The Thai language instruction has resulted in many of the younger generation being more comfortable using Thai as a medium of communication. In 1998, Smalley reported renewed interest in Khmer language and culture had resulted in a two-fold increase in the use of Northern Khmer since 1958. However, usage of Khmer has subsequently declined.

In the past two decades, there has been state-directed revitalization of 'local' cultures in Thailand, including of Khmer culture, which has been challenged for adopting a state narrative and insufficiently empowering the Northern Khmer themselves.

Kantrum (กันตรึม, កន្រ្ទឹម) is a popular musical genre in the Southern part of Isan that originated within the Khmer community. The musical accompaniment is similar to that of Cambodian-Khmer music, includinc both drums and fiddles. The lyrics are sung in Khmer.
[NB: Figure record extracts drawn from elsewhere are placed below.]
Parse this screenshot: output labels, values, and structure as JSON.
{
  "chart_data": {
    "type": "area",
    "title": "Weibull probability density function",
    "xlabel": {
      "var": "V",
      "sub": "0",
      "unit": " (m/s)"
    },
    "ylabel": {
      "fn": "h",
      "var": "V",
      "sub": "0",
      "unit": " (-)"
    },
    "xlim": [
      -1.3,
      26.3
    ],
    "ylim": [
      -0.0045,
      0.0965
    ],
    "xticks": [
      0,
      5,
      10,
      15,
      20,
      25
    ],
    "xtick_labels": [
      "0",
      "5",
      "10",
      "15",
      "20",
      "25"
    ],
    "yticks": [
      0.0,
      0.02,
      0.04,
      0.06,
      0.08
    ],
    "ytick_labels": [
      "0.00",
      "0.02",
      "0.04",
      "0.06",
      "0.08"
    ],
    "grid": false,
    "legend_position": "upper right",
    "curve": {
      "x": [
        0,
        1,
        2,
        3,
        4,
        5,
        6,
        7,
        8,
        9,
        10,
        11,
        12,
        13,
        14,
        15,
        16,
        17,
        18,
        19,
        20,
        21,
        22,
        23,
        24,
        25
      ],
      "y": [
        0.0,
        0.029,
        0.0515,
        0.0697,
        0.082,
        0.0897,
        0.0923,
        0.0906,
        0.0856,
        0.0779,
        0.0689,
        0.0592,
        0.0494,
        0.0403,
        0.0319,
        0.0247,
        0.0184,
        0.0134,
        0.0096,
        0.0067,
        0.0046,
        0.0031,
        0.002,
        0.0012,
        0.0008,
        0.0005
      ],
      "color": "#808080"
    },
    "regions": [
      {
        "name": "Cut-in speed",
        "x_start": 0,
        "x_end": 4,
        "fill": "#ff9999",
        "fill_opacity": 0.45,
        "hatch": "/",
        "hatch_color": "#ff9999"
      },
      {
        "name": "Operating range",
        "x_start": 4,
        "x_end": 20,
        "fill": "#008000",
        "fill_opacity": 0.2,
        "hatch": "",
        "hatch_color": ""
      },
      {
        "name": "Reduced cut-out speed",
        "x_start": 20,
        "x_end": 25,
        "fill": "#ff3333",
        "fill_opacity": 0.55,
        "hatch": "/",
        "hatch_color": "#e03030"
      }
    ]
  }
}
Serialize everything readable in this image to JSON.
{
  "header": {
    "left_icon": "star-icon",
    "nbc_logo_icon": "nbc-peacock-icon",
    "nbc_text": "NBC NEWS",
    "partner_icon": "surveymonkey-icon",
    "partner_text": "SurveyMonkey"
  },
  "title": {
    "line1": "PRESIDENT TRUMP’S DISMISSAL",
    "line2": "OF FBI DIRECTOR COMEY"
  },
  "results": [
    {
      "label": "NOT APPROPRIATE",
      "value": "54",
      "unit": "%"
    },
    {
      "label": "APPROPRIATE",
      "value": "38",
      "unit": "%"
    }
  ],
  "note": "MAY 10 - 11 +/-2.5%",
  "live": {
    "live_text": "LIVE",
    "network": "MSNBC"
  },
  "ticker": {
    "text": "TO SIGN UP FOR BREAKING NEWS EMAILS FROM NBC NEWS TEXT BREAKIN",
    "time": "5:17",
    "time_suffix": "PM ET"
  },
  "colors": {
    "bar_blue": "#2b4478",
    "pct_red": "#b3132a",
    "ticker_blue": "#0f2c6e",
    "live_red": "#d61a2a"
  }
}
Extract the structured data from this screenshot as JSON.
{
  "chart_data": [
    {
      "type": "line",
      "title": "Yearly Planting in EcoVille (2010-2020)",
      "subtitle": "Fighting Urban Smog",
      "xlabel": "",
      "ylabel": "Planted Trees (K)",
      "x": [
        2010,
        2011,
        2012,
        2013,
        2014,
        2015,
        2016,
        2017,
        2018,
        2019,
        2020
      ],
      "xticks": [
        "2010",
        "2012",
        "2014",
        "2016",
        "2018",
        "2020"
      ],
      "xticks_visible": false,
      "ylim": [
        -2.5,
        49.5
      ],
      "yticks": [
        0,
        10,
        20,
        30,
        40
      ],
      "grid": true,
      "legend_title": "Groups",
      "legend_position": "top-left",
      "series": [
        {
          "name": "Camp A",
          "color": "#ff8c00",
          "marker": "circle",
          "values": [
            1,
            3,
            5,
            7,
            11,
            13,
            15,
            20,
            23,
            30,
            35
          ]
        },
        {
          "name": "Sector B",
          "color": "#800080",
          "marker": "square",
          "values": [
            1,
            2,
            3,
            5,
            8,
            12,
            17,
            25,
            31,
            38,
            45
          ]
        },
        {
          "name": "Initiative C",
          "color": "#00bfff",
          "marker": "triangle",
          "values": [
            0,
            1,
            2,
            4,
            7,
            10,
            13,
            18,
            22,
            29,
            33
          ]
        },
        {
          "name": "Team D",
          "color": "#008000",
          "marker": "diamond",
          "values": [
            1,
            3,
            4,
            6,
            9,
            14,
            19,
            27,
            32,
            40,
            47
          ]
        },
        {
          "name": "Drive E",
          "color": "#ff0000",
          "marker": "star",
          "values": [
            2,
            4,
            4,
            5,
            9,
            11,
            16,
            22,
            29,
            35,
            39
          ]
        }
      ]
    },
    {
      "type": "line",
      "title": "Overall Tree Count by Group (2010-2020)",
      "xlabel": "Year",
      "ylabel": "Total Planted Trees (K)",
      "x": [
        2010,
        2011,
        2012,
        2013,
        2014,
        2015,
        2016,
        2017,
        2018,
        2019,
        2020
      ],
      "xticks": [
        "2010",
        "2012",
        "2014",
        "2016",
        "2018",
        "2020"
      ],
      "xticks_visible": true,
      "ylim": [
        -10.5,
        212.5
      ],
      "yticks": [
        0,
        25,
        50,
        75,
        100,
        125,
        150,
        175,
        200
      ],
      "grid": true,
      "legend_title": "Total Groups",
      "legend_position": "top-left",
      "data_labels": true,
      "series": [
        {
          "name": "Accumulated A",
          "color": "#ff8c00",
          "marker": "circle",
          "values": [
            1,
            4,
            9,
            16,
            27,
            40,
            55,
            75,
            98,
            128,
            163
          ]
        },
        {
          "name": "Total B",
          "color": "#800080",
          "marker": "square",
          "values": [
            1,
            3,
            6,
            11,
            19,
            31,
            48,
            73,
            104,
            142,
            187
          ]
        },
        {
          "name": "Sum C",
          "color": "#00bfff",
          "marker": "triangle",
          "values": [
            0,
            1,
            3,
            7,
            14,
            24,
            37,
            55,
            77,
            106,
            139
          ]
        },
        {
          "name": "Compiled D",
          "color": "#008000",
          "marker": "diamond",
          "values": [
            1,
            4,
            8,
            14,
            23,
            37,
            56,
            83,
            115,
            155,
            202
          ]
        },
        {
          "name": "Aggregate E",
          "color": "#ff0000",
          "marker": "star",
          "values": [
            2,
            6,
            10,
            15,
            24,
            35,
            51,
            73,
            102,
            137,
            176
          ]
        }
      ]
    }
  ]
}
An annual festival is celebrated each year in front of Prasat Phanom Rung temple to celebrate the 1000-year-old Khmer heritage of the region. During the festivities, Apsara dancers are parading in front of the temple.

== Conflict ==
Some Northern Khmers living in the Isan region have demanded more rights and oppose Thaification of the Surin Khmer. Also, the occasional hostilities between Thailand and Cambodia have made their relations sometimes difficult.

== Genetics ==
A 2016 study revealed genetic distinctiveness between samples taken from two geographically close Northern Khmer population clusters as well as with an ethnolinguistically related group, the Cambodian Khmer.